In some embodiments, trace minerals such as calcium, magnesium, potassium, and other essential minerals that affect the pH level may be added to the filtered water prior to supersaturation.

Referring to the sole FIGURE, the FIGURE illustrates a method of producing water supersaturated with a gas according to an embodiment of the present invention and the system components therefor. Each unit described herein has an inlet and an outlet. Water drawn from a water supply 10 may be passed through a first filter 20 to remove sediment and particulates. The filtered water may be subjected to a reverse osmosis system 30 to remove most remaining contaminants. The water may be disinfected in a UV treatment reservoir 40 which may also neutralize any remaining biocontaminants. A second filter 50 may be used to remove any neutralized biocontaminants in the disinfected water. The purified water may be stored in a pure water reservoir 60. The purified water may undergo mineralization in a minerals addition unit 70 to restore necessary minerals previously removed, e.g., for nutrition and/or taste, and/or to achieve a predetermined pH. The remineralized water may be iteratively processed through a nanobubble generator 80 with a recirculating nanobubble water tank 90 until a predetermined level of saturation of a preselected gas such as oxygen, nitrogen, or hydrogen, is achieved. The supersaturated water may then be stored, e.g., in a bottle 100, for later use. The water bottle 100 may be shipped to consumers, making water supersaturated with a gas readily available.

It should be understood, of course, that the foregoing relates to exemplary embodiments of the invention and that modifications may be made without departing from the spirit and scope of the invention as set forth in the following claims.

Claims

1. A method of producing water supersaturated with a gas, comprising:

drawing water from a water supply;

filtering the water;

purifying the filtered water;

disinfecting the purified water and neutralizing remaining biocontaminants; filtering the disinfected water to remove the neutralized remaining biocontaminants;

mineralizing the filtered disinfected water;

supersaturating the mineralized water iteratively with nanobubbles of a preselected gas; and

storing the supersaturated water.

2. The method of claim 1, wherein the supersaturated water has an oxygen saturation rate of at least about 120%.

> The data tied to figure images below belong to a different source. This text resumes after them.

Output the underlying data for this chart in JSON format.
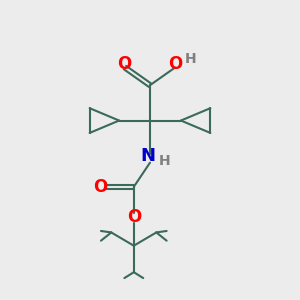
{
  "bg_color": "#ececec",
  "bond_color": "#3a6a5a",
  "o_color": "#ff0000",
  "n_color": "#0000cc",
  "h_color": "#808080",
  "line_width": 1.5,
  "figsize": [
    3.0,
    3.0
  ],
  "dpi": 100,
  "xlim": [
    0,
    10
  ],
  "ylim": [
    0,
    10
  ]
}
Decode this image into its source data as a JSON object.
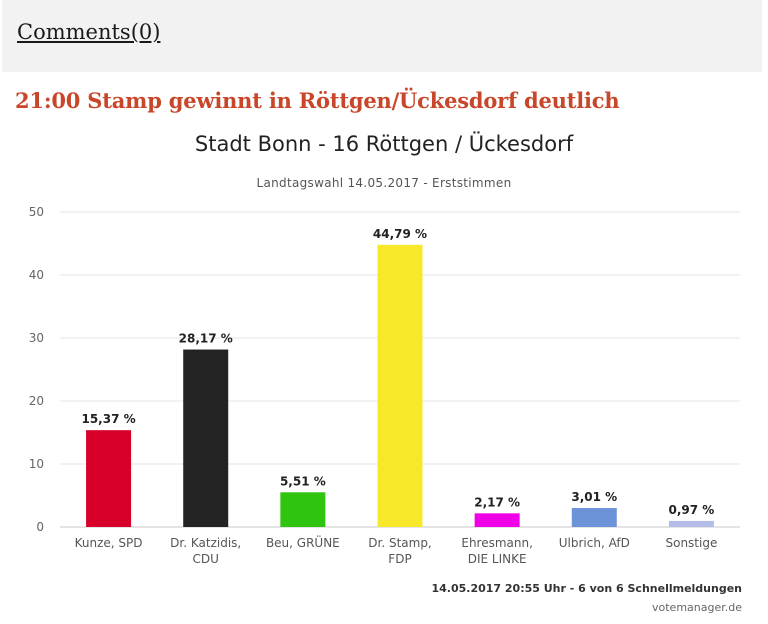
{
  "comments": {
    "label": "Comments(0)"
  },
  "post": {
    "headline": "21:00  Stamp gewinnt in Röttgen/Ückesdorf deutlich"
  },
  "footer": {
    "meta": "14.05.2017 20:55 Uhr - 6 von 6 Schnellmeldungen",
    "credit": "votemanager.de"
  },
  "chart_data": {
    "type": "bar",
    "title": "Stadt Bonn - 16 Röttgen / Ückesdorf",
    "subtitle": "Landtagswahl 14.05.2017 - Erststimmen",
    "categories": [
      [
        "Kunze, SPD"
      ],
      [
        "Dr. Katzidis,",
        "CDU"
      ],
      [
        "Beu, GRÜNE"
      ],
      [
        "Dr. Stamp,",
        "FDP"
      ],
      [
        "Ehresmann,",
        "DIE LINKE"
      ],
      [
        "Ulbrich, AfD"
      ],
      [
        "Sonstige"
      ]
    ],
    "values": [
      15.37,
      28.17,
      5.51,
      44.79,
      2.17,
      3.01,
      0.97
    ],
    "value_labels": [
      "15,37 %",
      "28,17 %",
      "5,51 %",
      "44,79 %",
      "2,17 %",
      "3,01 %",
      "0,97 %"
    ],
    "colors": [
      "#d6002a",
      "#232323",
      "#2ec40f",
      "#f7e82a",
      "#f000e6",
      "#6c93d8",
      "#b3bde8"
    ],
    "ylim": [
      0,
      50
    ],
    "yticks": [
      0,
      10,
      20,
      30,
      40,
      50
    ],
    "xlabel": "",
    "ylabel": "",
    "grid": true
  }
}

3. The method of claim 1, wherein the supersaturated water has a hydrogen saturation rate of at least about 120%.

4. The method of claim 1, wherein the supersaturated water has a nitrogen saturation rate of at least about 120%.

5. The method of claim 1, wherein the purifying comprises ion exchange and/or boiling and condensing.

6. A system for producing water supersaturated with a gas, comprising:

a first filter operative to remove sediment and particulates;

a purification unit fluidly communicating with an outlet of the first filter;

an ultraviolet (UV) treatment reservoir fluidly communicating with an outlet of the purification unit;

a second filter fluidly communicating with an outlet of the UV treatment reservoir;

a minerals addition unit fluidly communicating with an outlet of the second filter; and

a nanobubble generator fluidly communicating with an outlet of the minerals addition unit.

7. The system of claim 6, wherein the purification unit comprises a reverse osmosis unit and/or a vaporization and condensation unit.

8. The system of claim 6, further comprising a pure water reservoir positioned between the second filter and the minerals addition unit and fluidly communicating with the outlet of the second filter and an intake of the minerals addition unit.

9. The system of claim 6, wherein the nanobubble generator further comprises a recirculating nanobubble water tank.